The war is already on. Last year the Save the Plastic Bag Coalition--not a joke--sued Manhattan Beach over its implementation of a plastic bag ban on grounds that the city hadn't done an Environmental Impact Report on the increased use of paper bags (again, not a joke). The news hit the Santa Monica City Council just as it was readying a draft ban of its own, says Santa Monica Mayor Ken Genser. "Our attorney said, 'Let's just do [the EIR],' and we decided to work with a consortium of cities creating a Master Environmental Assessment," says Genser.
That process, which involved eight cities--Palo Alto, San Clemente, Richmond, Manhattan Beach, Pasadena, San Francisco, Los Angeles and Santa Monica--came temporarily to a halt when the state governmental body preparing the assessment lost its funding in the California budget bloodbath. Some of the mayors at Friday's summit are planning to join the coalition in the hopes that having a master report available to all California cities will forestall CEQA-related lawsuits by the industry.
A number of lively discussions reportedly peppered the day--whether biodegradable plastic is acceptable, what to do with dog poop--but one thing attendees seemed to agree on is that the environmental effects of plastic pollution are far-reaching. "We need to link the environmental debate to the health care debate," said Monning. "We can have a public option, but if asthma rates are spiking because of all the stuff in the air."
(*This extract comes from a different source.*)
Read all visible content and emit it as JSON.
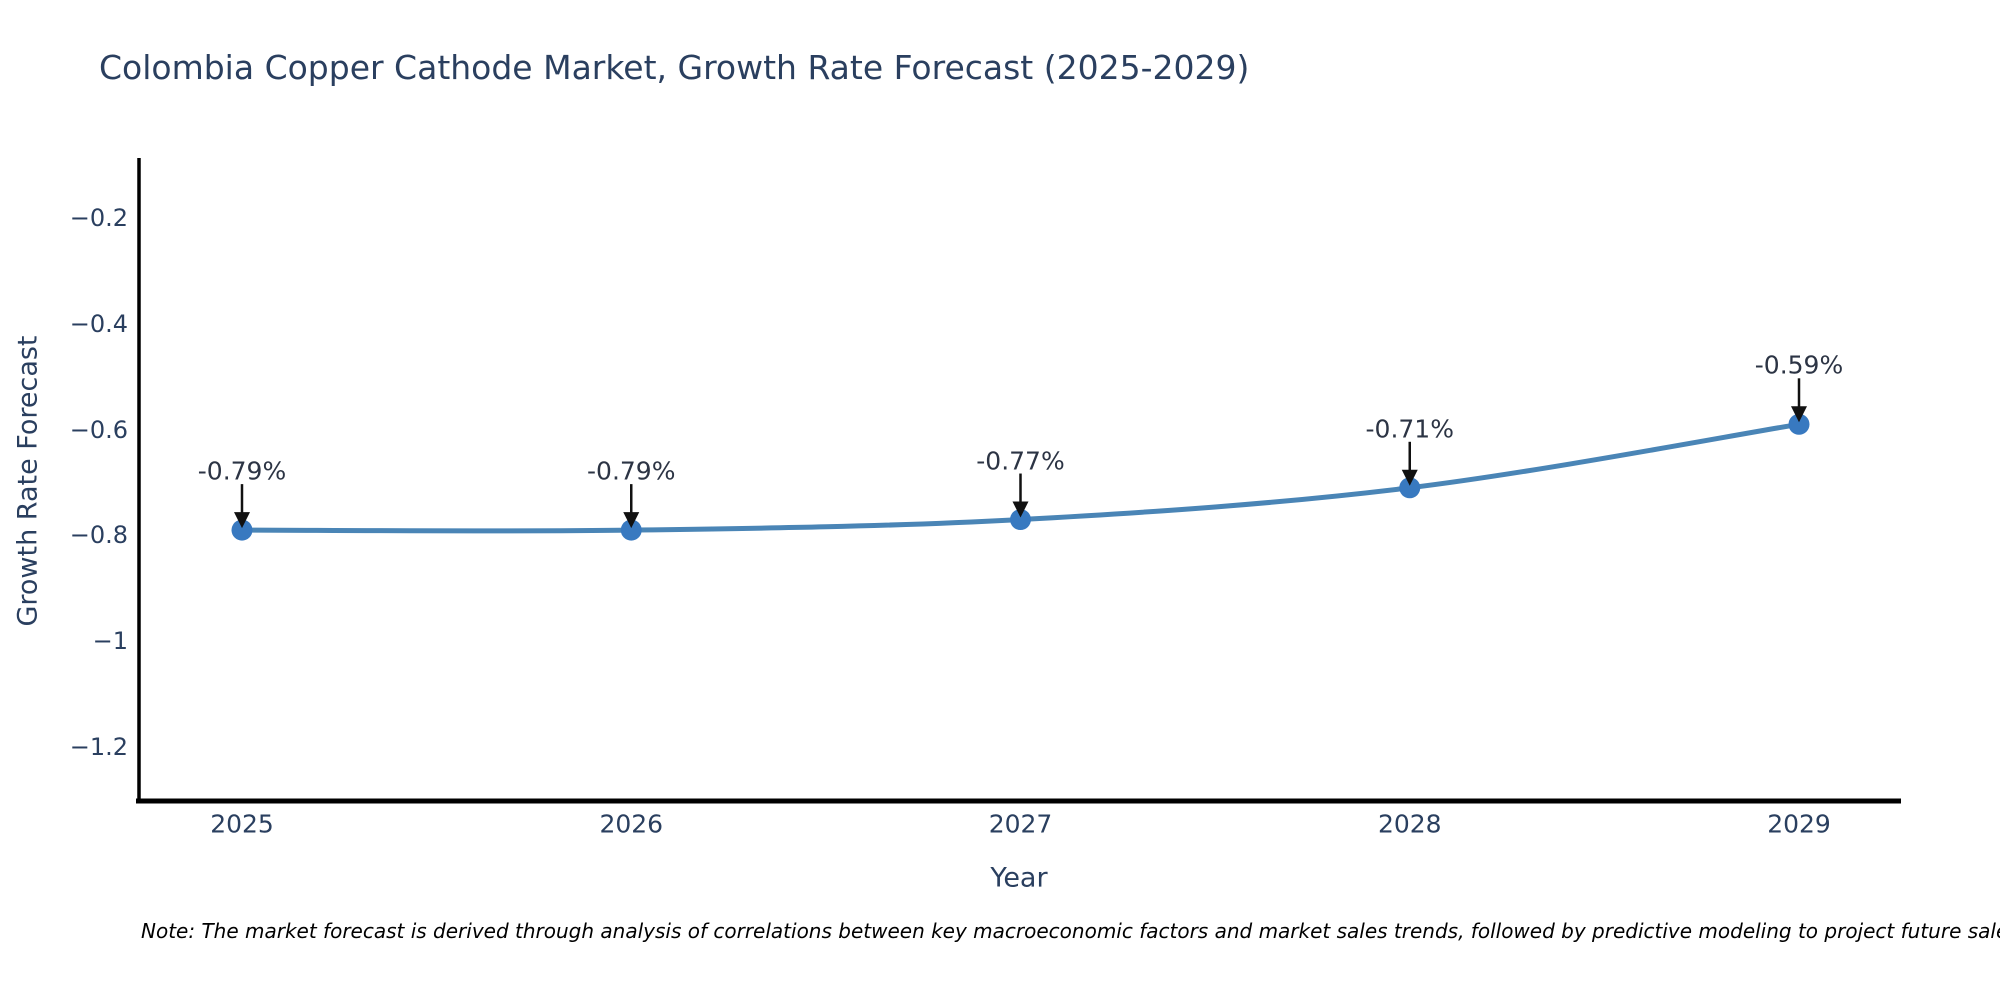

Jim Ayers, vice-president of Oceana, put the debate in a larger context. Switching to paper isn't enough, he said. Recycling isn't enough. Even carrying a canvas bag isn't enough.
"We need to change as people. And this is the debate," he says. "We want people to tell us that we can keep doing what we're doing and have it be OK. That's a lie. We can't keep consuming the way we're consuming and leave behind a world that's habitable.
"Recycling is a good idea, but the answer is to consume less and reuse. People have to change more rapidly than they want to."